Moving home also gave the band access to all kinds of gear and instruments that have been stored there over the years, as well as some of the Goods’ parents’ instruments and equipment, including their mom’s guitar.

“One of the cool surprises was that my mom’s acoustic guitar is a thousand times better than mine or my brother’s arsenal of guitars,” says Dallas.

And that wasn’t Mom’s only contribution. She also sings on a couple tracks, which is a common occurrence on most of the Sadies’ 10 albums.

Despite being the official locale for whenever the extended family gets together to rehearse, it isn’t exactly a luxurious nook, according to Dallas.

“My parents’ basement is completely unfinished,” he explains. “We were moving cross-country ski poles and ping-pong tables to set up the drums and stuff. It was very rustic.”

It’s the same basement where Dallas practised with his first punk bands in high school.

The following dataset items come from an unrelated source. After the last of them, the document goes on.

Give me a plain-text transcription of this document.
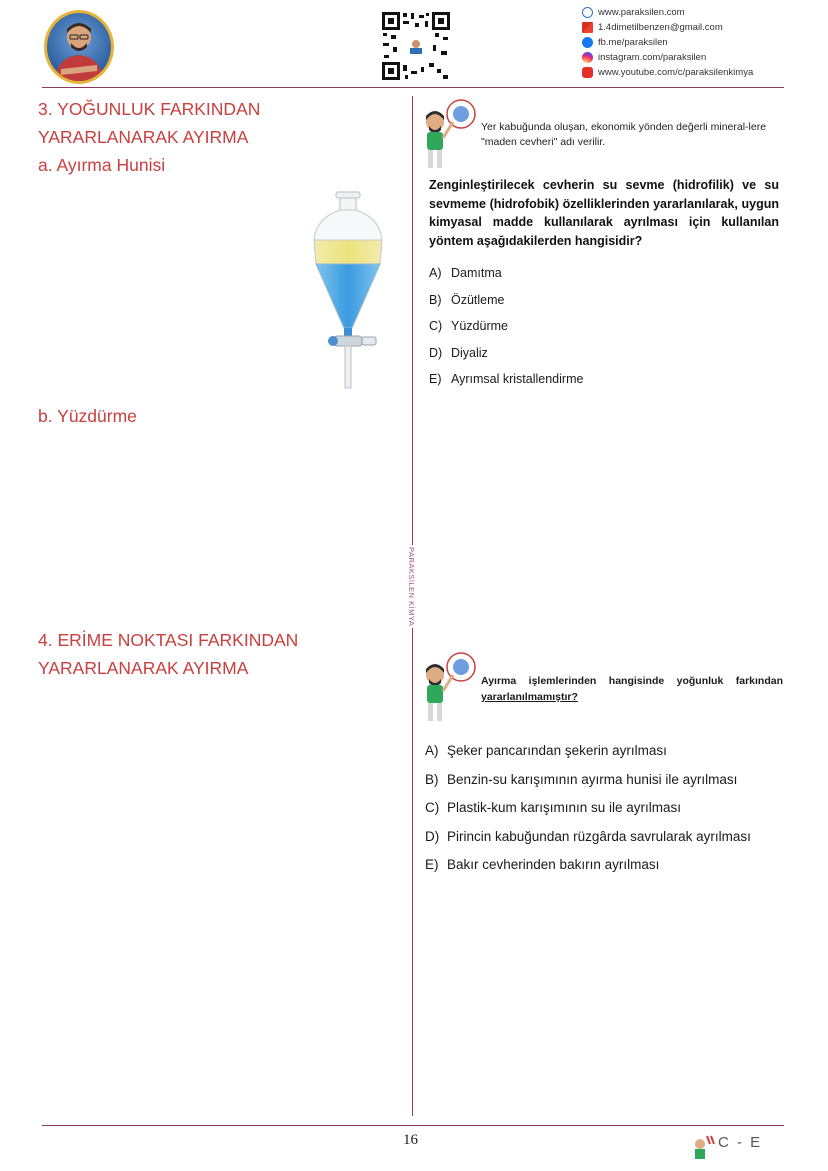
www.paraksilen.com
1.4dimetilbenzen@gmail.com
fb.me/paraksilen
instagram.com/paraksilen
www.youtube.com/c/paraksilenkimya
PARAKSİLEN KİMYA
3. YOĞUNLUK FARKINDAN
YARARLANARAK AYIRMA
a. Ayırma Hunisi
b. Yüzdürme
4. ERİME NOKTASI FARKINDAN
YARARLANARAK AYIRMA
Yer kabuğunda oluşan, ekonomik yönden değerli mineral-lere "maden cevheri" adı verilir.
Zenginleştirilecek cevherin su sevme (hidrofilik) ve su sevmeme (hidrofobik) özelliklerinden yararlanılarak, uygun kimyasal madde kullanılarak ayrılması için kullanılan yöntem aşağıdakilerden hangisidir?
A) Damıtma
B) Özütleme
C) Yüzdürme
D) Diyaliz
E) Ayrımsal kristallendirme
Ayırma işlemlerinden hangisinde yoğunluk farkından yararlanılmamıştır?
A) Şeker pancarından şekerin ayrılması
B) Benzin-su karışımının ayırma hunisi ile ayrılması
C) Plastik-kum karışımının su ile ayrılması
D) Pirincin kabuğundan rüzgârda savrularak ayrılması
E) Bakır cevherinden bakırın ayrılması
16	C - E
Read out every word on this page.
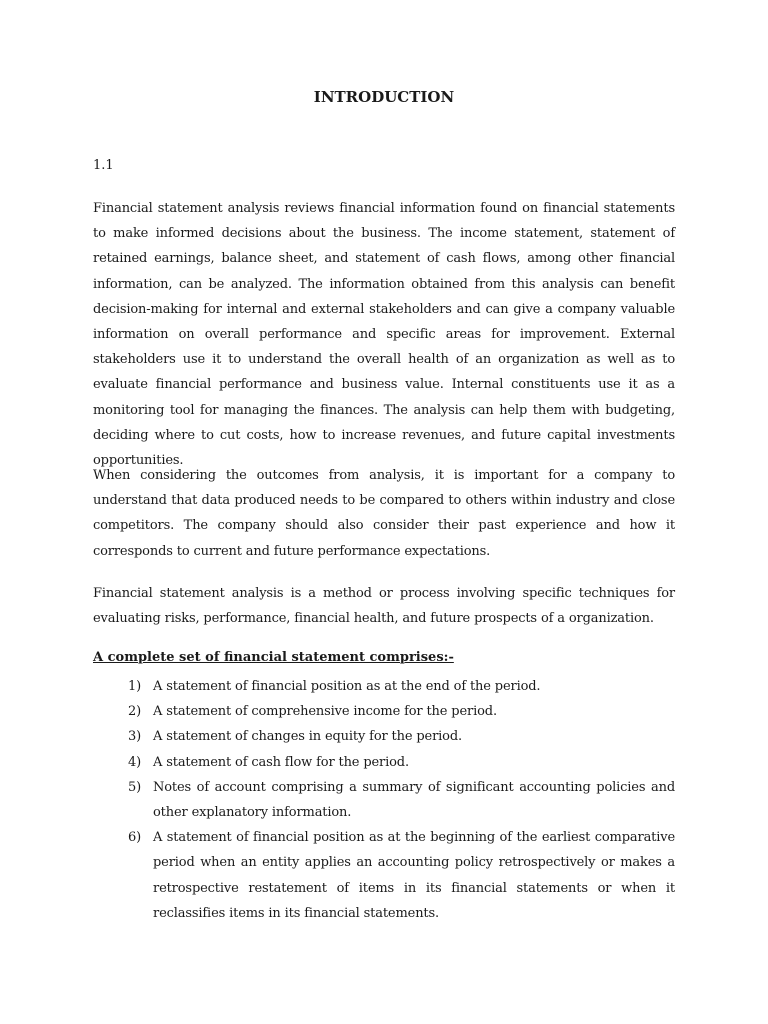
INTRODUCTION

1.1

Financial statement analysis reviews financial information found on financial statements to make informed decisions about the business. The income statement, statement of retained earnings, balance sheet, and statement of cash flows, among other financial information, can be analyzed. The information obtained from this analysis can benefit decision-making for internal and external stakeholders and can give a company valuable information on overall performance and specific areas for improvement. External stakeholders use it to understand the overall health of an organization as well as to evaluate financial performance and business value. Internal constituents use it as a monitoring tool for managing the finances. The analysis can help them with budgeting, deciding where to cut costs, how to increase revenues, and future capital investments opportunities.

When considering the outcomes from analysis, it is important for a company to understand that data produced needs to be compared to others within industry and close competitors. The company should also consider their past experience and how it corresponds to current and future performance expectations.

Financial statement analysis is a method or process involving specific techniques for evaluating risks, performance, financial health, and future prospects of a organization.

A complete set of financial statement comprises:-

1) A statement of financial position as at the end of the period.
2) A statement of comprehensive income for the period.
3) A statement of changes in equity for the period.
4) A statement of cash flow for the period.
5) Notes of account comprising a summary of significant accounting policies and other explanatory information.
6) A statement of financial position as at the beginning of the earliest comparative period when an entity applies an accounting policy retrospectively or makes a retrospective restatement of items in its financial statements or when it reclassifies items in its financial statements.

More than 20 years ago, at the venerable Cameron House on Queen Street West, the Sadies took to the stage for the first time, fronted by brothers Dallas and Travis Good, the offspring of a family of musicians centred on longtime country group the Good Brothers.

Since then, the Sadies have gone on to become one of the country’s most enduring roots bands, producing a slew of notable albums and collaborating with everyone from Garth Hudson and Andre Williams to Buffy Sainte Marie and Neko Case.

On Feb. 2, the band plays with Blue Rodeo at Massey Hall.